Heartworm Treatment

Health

Hello Everyone. As promised, today I’m barking about how to treat & prevent heartworm. There are several medications but there is some controversy as to how often it should be administered. Except for the warmest parts of the U.S. (mainly in the southeast), heartworms are a seasonal problem. During seasons when there are no mosquitoes, there is no risk of heartworm infection. But pharmaceutical companies pressure vets to prescribe heartworm medications year round.

The most common preventative drugs for heartworm are ivermectin (Heartgard®), milbemycin (Interceptor®) & selamectin (Revolution®). These drugs are generally safe & effective,  but there are always exceptions. The toxicity associated with ivermectin include depression, ataxia (balance problems), & blindness, but these are uncommon at the low doses used in heartworm preventatives. Ivermectin should be used with caution in collies & related breeds such as Old English Sheepdogs & Australian Shepherds, who are more sensitive to the drug’s neurological effects. Milbemycin, the most common alternative drug for collie breeds, can cause depression/lethargy, vomiting, ataxia, anorexia, diarrhea, convulsions, weakness & hyper salivation (drooling). Selamectin is also used to treat ear mites; adverse reactions include hair loss at the site of application, diarrhea, vomiting, muscle tremors, anorexia, lethargy, salivation & rapid breathing.
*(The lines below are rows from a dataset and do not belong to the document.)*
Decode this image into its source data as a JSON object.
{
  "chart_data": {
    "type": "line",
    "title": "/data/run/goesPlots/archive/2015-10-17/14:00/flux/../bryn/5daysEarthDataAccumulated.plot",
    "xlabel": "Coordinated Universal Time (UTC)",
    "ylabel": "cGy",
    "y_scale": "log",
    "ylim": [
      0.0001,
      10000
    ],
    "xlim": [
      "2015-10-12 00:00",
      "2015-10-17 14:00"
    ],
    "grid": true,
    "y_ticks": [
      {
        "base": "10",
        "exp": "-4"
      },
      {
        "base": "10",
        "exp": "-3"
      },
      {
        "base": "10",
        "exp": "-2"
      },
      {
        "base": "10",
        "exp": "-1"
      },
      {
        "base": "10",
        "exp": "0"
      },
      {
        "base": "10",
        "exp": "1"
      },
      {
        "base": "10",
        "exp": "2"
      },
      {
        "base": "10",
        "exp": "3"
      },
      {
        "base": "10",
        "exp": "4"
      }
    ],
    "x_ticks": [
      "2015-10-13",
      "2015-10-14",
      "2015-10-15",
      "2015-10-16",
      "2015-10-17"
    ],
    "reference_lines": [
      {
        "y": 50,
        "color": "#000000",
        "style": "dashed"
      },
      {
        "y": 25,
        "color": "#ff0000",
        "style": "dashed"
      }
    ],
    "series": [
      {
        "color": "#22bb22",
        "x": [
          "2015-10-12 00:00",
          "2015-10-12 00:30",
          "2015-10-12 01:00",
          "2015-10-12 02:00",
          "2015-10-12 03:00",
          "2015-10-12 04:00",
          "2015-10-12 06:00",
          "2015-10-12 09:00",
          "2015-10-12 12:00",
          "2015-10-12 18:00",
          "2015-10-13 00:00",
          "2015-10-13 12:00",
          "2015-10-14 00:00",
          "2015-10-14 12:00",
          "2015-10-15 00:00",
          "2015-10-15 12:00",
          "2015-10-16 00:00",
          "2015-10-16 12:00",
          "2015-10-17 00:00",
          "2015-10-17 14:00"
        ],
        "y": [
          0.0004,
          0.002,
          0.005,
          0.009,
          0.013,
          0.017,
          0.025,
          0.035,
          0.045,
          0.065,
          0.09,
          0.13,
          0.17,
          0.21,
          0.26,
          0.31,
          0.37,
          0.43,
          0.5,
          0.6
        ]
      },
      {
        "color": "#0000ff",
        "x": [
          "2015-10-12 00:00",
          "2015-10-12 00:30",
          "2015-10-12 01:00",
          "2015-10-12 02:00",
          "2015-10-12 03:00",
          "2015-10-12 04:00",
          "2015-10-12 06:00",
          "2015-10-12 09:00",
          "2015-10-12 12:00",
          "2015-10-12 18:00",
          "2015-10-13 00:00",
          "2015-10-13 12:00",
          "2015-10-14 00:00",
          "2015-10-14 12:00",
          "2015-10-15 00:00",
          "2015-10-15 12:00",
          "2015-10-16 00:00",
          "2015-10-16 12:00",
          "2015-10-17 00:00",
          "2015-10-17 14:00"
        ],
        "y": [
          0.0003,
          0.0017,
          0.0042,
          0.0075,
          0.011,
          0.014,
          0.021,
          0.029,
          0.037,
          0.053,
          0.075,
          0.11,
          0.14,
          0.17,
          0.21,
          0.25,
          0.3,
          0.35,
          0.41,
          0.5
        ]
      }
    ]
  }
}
Unfortunately, studies have shown that the heartworm is slowly developing resistance to these drugs.

As for alternative, all natural treatments, let me start by saying you need to consult with your vet before trying anything on your good dog or cat. While some natural treatments can help to “repel” pests (i.e., make your dog/cat less attractive to mosquitoes), their effectiveness to actually prevent infection is inconclusive & they are definitely not guaranteed to be 100% effective. Furthermore, some natural alternatives are downright dangerous. As an example, one “natural” treatment contains sheep sorrel, & grain alcohol, which are both toxic to dogs & cats.

One alternative approach I sniffed out was to have a special DNA test done which can detect the presence of heartworm larvae. Depending on where you live & the length of mosquito season will determine how often the test is required (about every 4 months to detect larvae before they develop can into adults). If the test is negative, you won’t need treatment & if it’s positive, you will most likely be able to kill the larvae before they reach maturity.

To conclude, at this time it is probably best to first see your vet & give your good dog or cat a recommended heartworm medication but only during the months that mosquitoes are active.